Dalam beberapa tahun terakhir, pendokumentasian pengetahuan tradisional di bidang pertanian telah mendapat perhatian besar di seluruh dunia karena berperan penting bagi pengembangan praktik sistem pertanian dan pengelolaan potensi lingkungan yang berkelanjutan.
 
Peneliti Ahli Muda Pusat Riset Ekologi dan Etnobiologi BRIN Fauziah mengungkapkan, varietas yang paling banyak dibudidayakan oleh petani di Tuban adalah uwi yang mempunyai nilai jual tinggi di pasaran dan lebih disukai untuk dikonsumsi.
 
"Sebagian besar petani di Tuban membudidayakan uwi legi dan uwi putih karena rasanya lebih enak -manis hingga gurih- dan hasil budidaya tinggi, serta laku di pasaran.
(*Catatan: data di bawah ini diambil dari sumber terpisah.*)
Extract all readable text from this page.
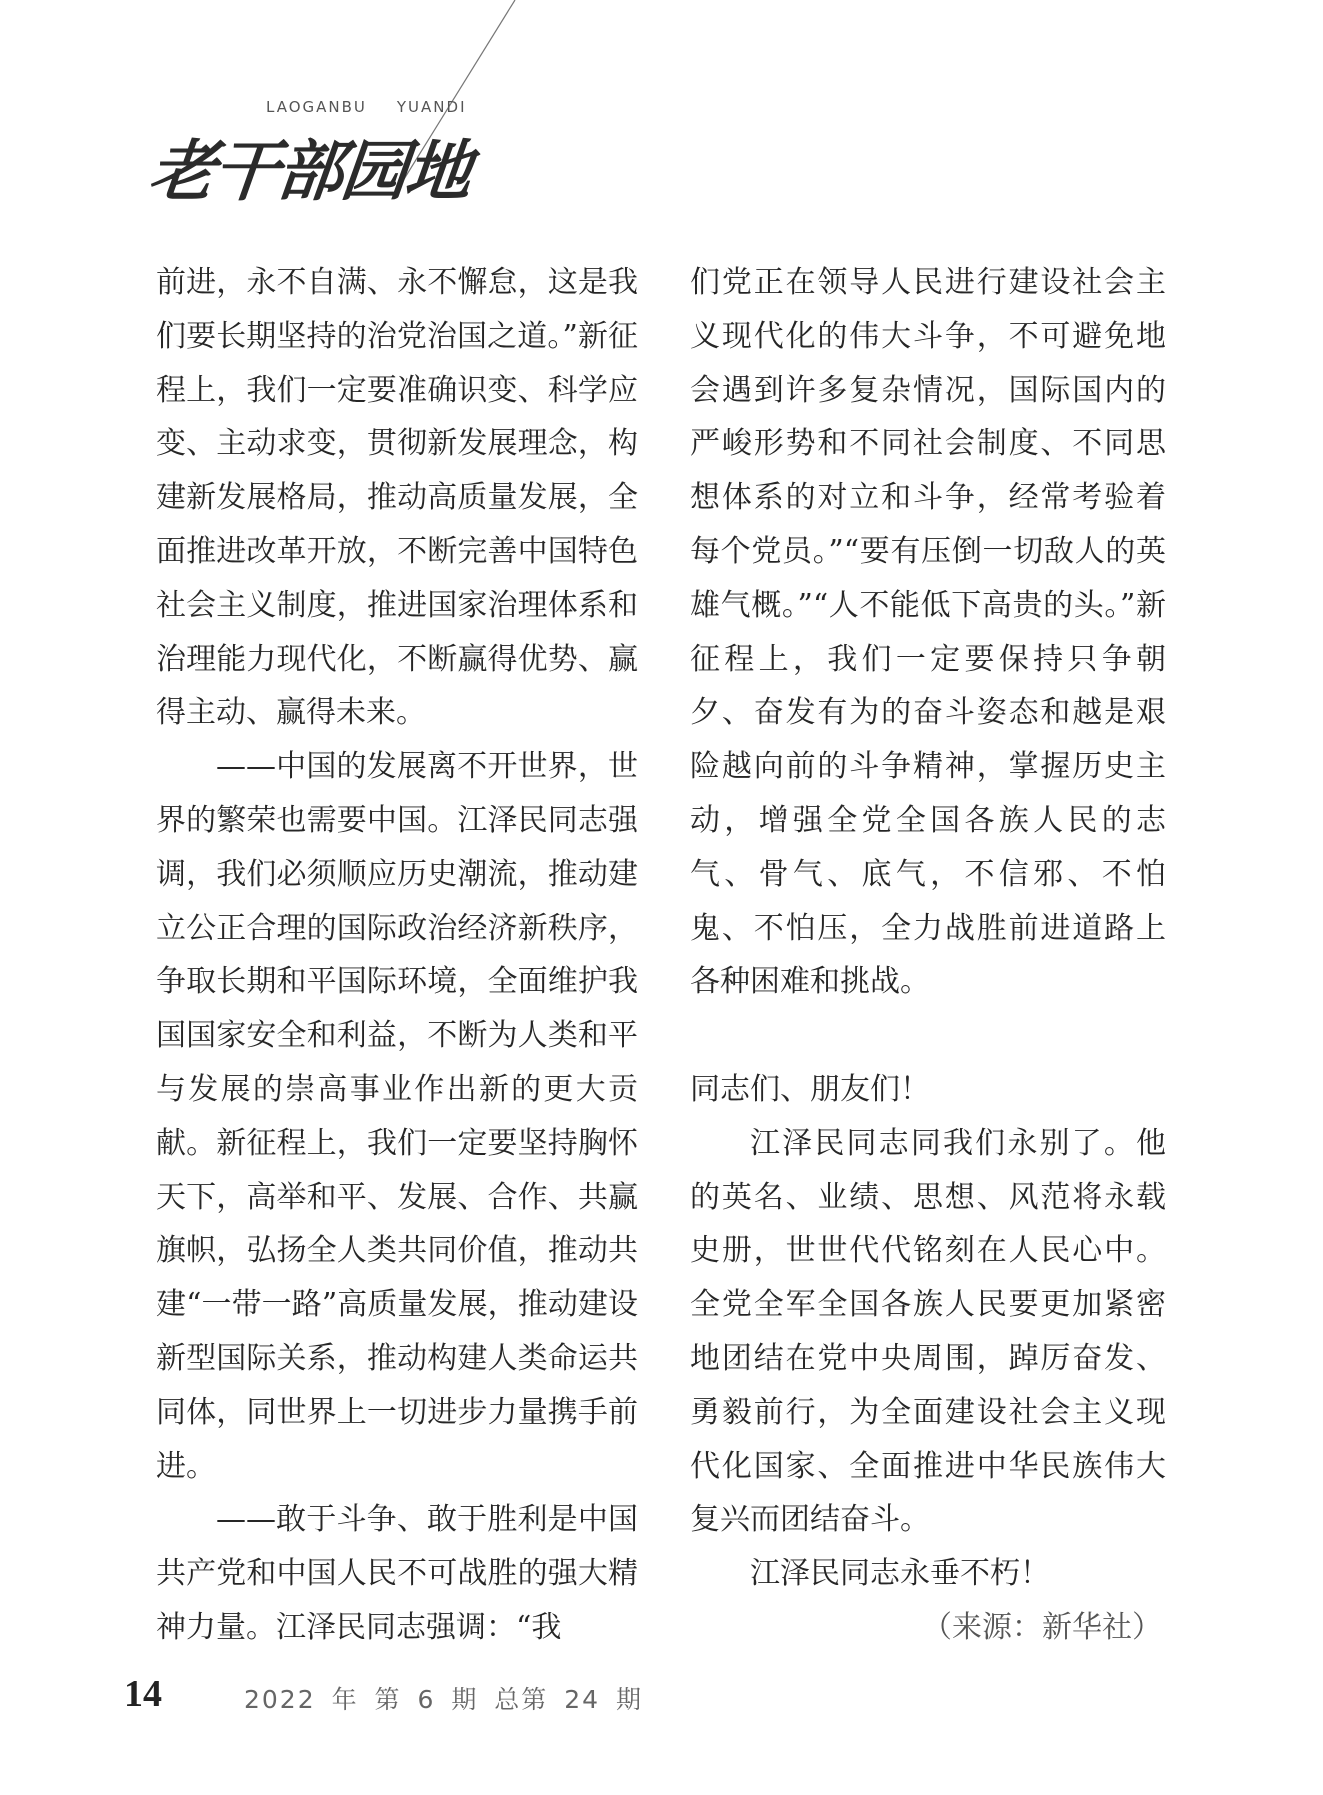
LAOGANBU YUANDI
老干部园地

前进，永不自满、永不懈怠，这是我们要长期坚持的治党治国之道。”新征程上，我们一定要准确识变、科学应变、主动求变，贯彻新发展理念，构建新发展格局，推动高质量发展，全面推进改革开放，不断完善中国特色社会主义制度，推进国家治理体系和治理能力现代化，不断赢得优势、赢得主动、赢得未来。

——中国的发展离不开世界，世界的繁荣也需要中国。江泽民同志强调，我们必须顺应历史潮流，推动建立公正合理的国际政治经济新秩序，争取长期和平国际环境，全面维护我国国家安全和利益，不断为人类和平与发展的崇高事业作出新的更大贡献。新征程上，我们一定要坚持胸怀天下，高举和平、发展、合作、共赢旗帜，弘扬全人类共同价值，推动共建“一带一路”高质量发展，推动建设新型国际关系，推动构建人类命运共同体，同世界上一切进步力量携手前进。

——敢于斗争、敢于胜利是中国共产党和中国人民不可战胜的强大精神力量。江泽民同志强调：“我

们党正在领导人民进行建设社会主义现代化的伟大斗争，不可避免地会遇到许多复杂情况，国际国内的严峻形势和不同社会制度、不同思想体系的对立和斗争，经常考验着每个党员。”“要有压倒一切敌人的英雄气概。”“人不能低下高贵的头。”新征程上，我们一定要保持只争朝夕、奋发有为的奋斗姿态和越是艰险越向前的斗争精神，掌握历史主动，增强全党全国各族人民的志气、骨气、底气，不信邪、不怕鬼、不怕压，全力战胜前进道路上各种困难和挑战。

同志们、朋友们！

江泽民同志同我们永别了。他的英名、业绩、思想、风范将永载史册，世世代代铭刻在人民心中。全党全军全国各族人民要更加紧密地团结在党中央周围，踔厉奋发、勇毅前行，为全面建设社会主义现代化国家、全面推进中华民族伟大复兴而团结奋斗。

江泽民同志永垂不朽！

（来源：新华社）

14	2022 年 第 6 期 总第 24 期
Sementara, uwi ungu dinilai paling kurang diminati untuk dibudidayakan karena rasanya yang kurang manis," kata Fauziah.
 
Pemilihan varietas bernilai komersial sebagai varietas paling diutamakan untuk dibudidayakan dapat menyebabkan hilangnya varietas lokal uwi yang dianggap tidak bernilai komersial, sehingga meningkatkan urgensi upaya konservasi seluruh varietas lokal uwi, baik secara in-situ, on-farm, maupun ex-situ.
 
BRIN berharap pendokumentasian pengetahuan tradisional di bidang pertanian dapat memberikan kontribusi kepada pelestarian keanekaragaman hayati dan pola budidaya yang berkelanjutan serta terjaganya pengetahuan tradisional di bidang pertanian untuk diwariskan dari generasi ke generasi.
 
Hasil kajian itu juga dapat berfungsi sebagai kerangka pengambilan keputusan di tingkat lokal dan nasional untuk upaya konservasi dan praktik pengelolaan budidaya serta pemanfaatan uwi secara berkelanjutan.
 
Publikasi ilmiah tentang pendokumentasian budidaya uwi tersebut berjudul Traditional Knowledge in Conservation And Farming Practice of Water Yam (Dioscorea Alata L): Lesson Learned From East Javanese Community yang dapat diakses pada https://ijcs.ro/volume-14-2023/#Issue4.
 
Saat ini ada tiga jenis sistem usaha tani untuk membudidayakan varietas lokal uwi yang dilakukan secara turun-temurun oleh para petani, yaitu budidaya di pekarangan rumah, tumpang sari, dan agroforestri. Tanaman pangan alternatif itu mudah beradaptasi di lahan kering dan tanah dengan kesuburan rendah.